Maybe, I don't know this optimizer. Here I just did some quick tweaks.
I would say that the industry standard is to consider a MIP optimisation to be successful if
- a feasible solution has been found
- and the solver terminated due to:
- the optimal solution was found (0% mip gap)
- the desired MIP gap being achieved (> 0%)
- the time limit being reached
This behavior is probably a result of this upstream conversation about LP solvers:
I've given some thought to whether to return a dual feasible solution if the simplex solver in HiGHS is interrupted by time or iterations (or otherwise), or when the LP is found to be infeasible, but felt that it wasn't worth it.

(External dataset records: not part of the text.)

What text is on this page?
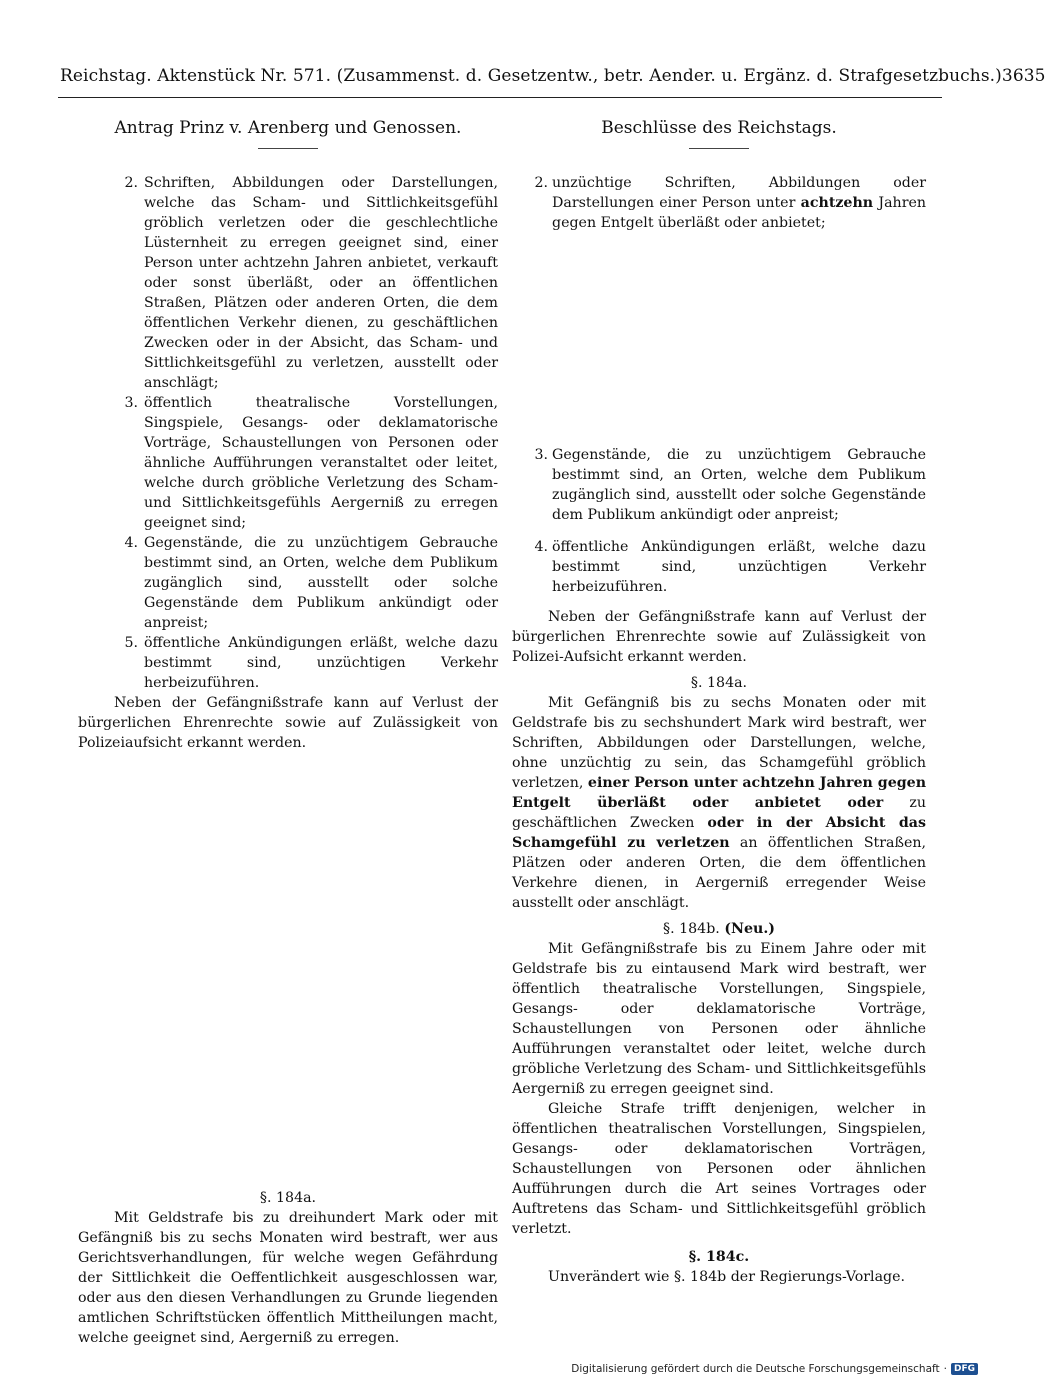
Reichstag. Aktenstück Nr. 571. (Zusammenst. d. Gesetzentw., betr. Aender. u. Ergänz. d. Strafgesetzbuchs.) 3635
Antrag Prinz v. Arenberg und Genossen.
2. Schriften, Abbildungen oder Darstellungen, welche das Scham- und Sittlichkeitsgefühl gröblich verletzen oder die geschlechtliche Lüsternheit zu erregen geeignet sind, einer Person unter achtzehn Jahren anbietet, verkauft oder sonst überläßt, oder an öffentlichen Straßen, Plätzen oder anderen Orten, die dem öffentlichen Verkehr dienen, zu geschäftlichen Zwecken oder in der Absicht, das Scham- und Sittlichkeitsgefühl zu verletzen, ausstellt oder anschlägt;
3. öffentlich theatralische Vorstellungen, Singspiele, Gesangs- oder deklamatorische Vorträge, Schaustellungen von Personen oder ähnliche Aufführungen veranstaltet oder leitet, welche durch gröbliche Verletzung des Scham- und Sittlichkeitsgefühls Aergerniß zu erregen geeignet sind;
4. Gegenstände, die zu unzüchtigem Gebrauche bestimmt sind, an Orten, welche dem Publikum zugänglich sind, ausstellt oder solche Gegenstände dem Publikum ankündigt oder anpreist;
5. öffentliche Ankündigungen erläßt, welche dazu bestimmt sind, unzüchtigen Verkehr herbeizuführen.

Neben der Gefängnißstrafe kann auf Verlust der bürgerlichen Ehrenrechte sowie auf Zulässigkeit von Polizeiaufsicht erkannt werden.

§. 184a.

Mit Geldstrafe bis zu dreihundert Mark oder mit Gefängniß bis zu sechs Monaten wird bestraft, wer aus Gerichtsverhandlungen, für welche wegen Gefährdung der Sittlichkeit die Oeffentlichkeit ausgeschlossen war, oder aus den diesen Verhandlungen zu Grunde liegenden amtlichen Schriftstücken öffentlich Mittheilungen macht, welche geeignet sind, Aergerniß zu erregen.

Beschlüsse des Reichstags.
2. unzüchtige Schriften, Abbildungen oder Darstellungen einer Person unter achtzehn Jahren gegen Entgelt überläßt oder anbietet;
3. Gegenstände, die zu unzüchtigem Gebrauche bestimmt sind, an Orten, welche dem Publikum zugänglich sind, ausstellt oder solche Gegenstände dem Publikum ankündigt oder anpreist;
4. öffentliche Ankündigungen erläßt, welche dazu bestimmt sind, unzüchtigen Verkehr herbeizuführen.

Neben der Gefängnißstrafe kann auf Verlust der bürgerlichen Ehrenrechte sowie auf Zulässigkeit von Polizei-Aufsicht erkannt werden.

§. 184a.

Mit Gefängniß bis zu sechs Monaten oder mit Geldstrafe bis zu sechshundert Mark wird bestraft, wer Schriften, Abbildungen oder Darstellungen, welche, ohne unzüchtig zu sein, das Schamgefühl gröblich verletzen, einer Person unter achtzehn Jahren gegen Entgelt überläßt oder anbietet oder zu geschäftlichen Zwecken oder in der Absicht das Schamgefühl zu verletzen an öffentlichen Straßen, Plätzen oder anderen Orten, die dem öffentlichen Verkehre dienen, in Aergerniß erregender Weise ausstellt oder anschlägt.

§. 184b. (Neu.)

Mit Gefängnißstrafe bis zu Einem Jahre oder mit Geldstrafe bis zu eintausend Mark wird bestraft, wer öffentlich theatralische Vorstellungen, Singspiele, Gesangs- oder deklamatorische Vorträge, Schaustellungen von Personen oder ähnliche Aufführungen veranstaltet oder leitet, welche durch gröbliche Verletzung des Scham- und Sittlichkeitsgefühls Aergerniß zu erregen geeignet sind.

Gleiche Strafe trifft denjenigen, welcher in öffentlichen theatralischen Vorstellungen, Singspielen, Gesangs- oder deklamatorischen Vorträgen, Schaustellungen von Personen oder ähnlichen Aufführungen durch die Art seines Vortrages oder Auftretens das Scham- und Sittlichkeitsgefühl gröblich verletzt.

§. 184c.

Unverändert wie §. 184b der Regierungs-Vorlage.

Digitalisierung gefördert durch die Deutsche Forschungsgemeinschaft · DFG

This was before HiGHS had a mature MIP solver available, so some tweaking of _highs_wrapper
may be warranted to make sure a feasible MIP solution is available if it exists after timeout
I agree with the above statement. Due to the nature of MIP problems, many of these problems are not solved to 100% proven optimality, but rather terminated if the mip gap is deemed to be below a certain acceptable threshold.
Btw, there currently does not seem to be any way to set such an absolute or relative mip gap termination criterium in the options that are passed to HiGHS. This would be a very useful addition (much more useful than f.e. termination after max number of iterations).
@tupui, will this be fixed in the upcoming 1.9.0 release? Could we add it to the milestone?
@woutervbk I am afraid not. We are already close to the release with RC3 and I did not see any work started there.
Okay gotcha. Can we then add it to the 1.9.1
milestone, alt. 1.10.0
? Solving this issue would make milp()
a lot more useable in practice and would make its behaviour closer to commercial MILP solvers (e.g. gurobi
, CPLEX
, ..).
@woutervbk as I said above, we need someone to do the actual work. Would you like to try make a PR?
@mckib2 and I plan to do this shortly.